Et votre premier livre ?
« Huckelberry Finn ».
Qu’est-ce qui vous distingue des autres artistes ?
Ma vision qui influence aussi par ma méthode de création d’image. Je me considère comme un « outsider »et cela est un moyen très utile pour être libre dans mes tirages. C’est quelque chose que vous disiez lorsque vous avez écrit que mes travaux n’étaient pas des clones du réel.
Où travaillez-vous et comment ?
Je travaille chez moi. Une partie est devenue mon atelier. A cause de mon « immigration », je n’avais pas la possibilité de louer un grand atelier et en plus j’aime travailler chez moi, j’y trouve plus de confort. Mes travaux et mon atelier s’adaptent les uns aux autres. Ce fut une expérience aux résultats intéressants. Quatre choses sont importantes pour moi : le contexte, l’image, l’espace et les visiteurs. Pour mes images, j’ai utilisé beaucoup la photographie et la vidéo mais je pratiquais peu la postproduction (l’impression). Maintenant, je recommence à travailler à nouveau des images photographiques et j’espère bientôt présenter mon nouveau projet. Pour faire simple, je suis intéressé par des situations qui sont à la fois paradoxales et inter-connectibles.
A qui n’avez-vous jamais osé écrire ?
Au président…
Quelles musiques écoutez-vous ?
Harold Budd, Robin Guthrie, Hector Zazou, Brian Eno, Arvo Pärt, Boards Of Canada, Ryuichi Sakamoto, Alva Noto, Max Richter…. J’aime beaucoup la musique !
Quel livre aimez-vous relire ?
« La Peste », d’Albert Camus.
Quand vous vous regardez dans un miroir qui voyez-vous ?
Bonne question. Moi-même et le temps qui passe.
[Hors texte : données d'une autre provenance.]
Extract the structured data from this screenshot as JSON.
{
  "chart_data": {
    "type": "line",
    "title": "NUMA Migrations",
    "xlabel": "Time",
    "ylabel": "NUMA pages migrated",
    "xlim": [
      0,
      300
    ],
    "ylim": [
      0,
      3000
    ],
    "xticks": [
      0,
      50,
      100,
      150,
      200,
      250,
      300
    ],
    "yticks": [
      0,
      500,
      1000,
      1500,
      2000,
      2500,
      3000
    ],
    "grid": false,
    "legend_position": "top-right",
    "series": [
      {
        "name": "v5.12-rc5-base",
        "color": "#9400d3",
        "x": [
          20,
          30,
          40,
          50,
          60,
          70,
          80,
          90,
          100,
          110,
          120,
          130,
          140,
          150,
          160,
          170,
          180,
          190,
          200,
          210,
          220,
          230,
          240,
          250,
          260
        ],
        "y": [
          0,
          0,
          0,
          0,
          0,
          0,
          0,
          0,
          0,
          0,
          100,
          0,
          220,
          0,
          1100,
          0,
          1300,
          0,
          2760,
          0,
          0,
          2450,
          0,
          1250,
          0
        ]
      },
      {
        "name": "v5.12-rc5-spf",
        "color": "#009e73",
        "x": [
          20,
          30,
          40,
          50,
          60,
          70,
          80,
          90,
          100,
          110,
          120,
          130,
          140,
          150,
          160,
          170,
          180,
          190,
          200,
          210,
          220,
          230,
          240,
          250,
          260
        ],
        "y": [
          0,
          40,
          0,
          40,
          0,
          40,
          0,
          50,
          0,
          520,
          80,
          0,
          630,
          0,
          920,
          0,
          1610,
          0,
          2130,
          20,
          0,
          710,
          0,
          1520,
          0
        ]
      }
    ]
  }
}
Quel lieu ou lieu a valeur de mythe pour vous ?
La question est : quel mythe ? Il y a différents types de mythes pour moi. Mais si je veux être précis sur les termes ville et lieu, je dirai Syracuse et la Sicile.
De quel artiste vous sentez-vous le plus proche ?
David Claerbout… peut-être.
Quel film vous fait pleurer ?
Beaucoup de films me font pleurer. Je ne suis pas certain que ce soit les meilleurs. Certains sont quelconques. Mais je pleure.
Qu’aimeriez-vous recevoir pour votre anniversaire ?
La lentille Leica pour appareil photographique « APO-Summicon 50mm ASPH »
Que pensez-vous de la phrase de Lacan : « L’amour c’est donner quelque chose qu’on n’a pas à quelqu’un qui n’en veut pas » ?
Elle me rend muet…
Et celle de Woody Allen « La réponse est oui mais quelle était la question ? »
La question était : Non ?
Quelle question ai-je oublié de vous poser ?
Comment avez-vous voyagé ? Et qu’aimez-vous dans le voyage ? J’aime voyager en avion, j’aime les moments où je ne suis ni ici ni nulle part. Et cette impression, je ne la ressens qu’en avion.
Présentation et entretien réalisés par jean-paul gavard-perret pour lelitteraire.com, le 16 novembre 2015.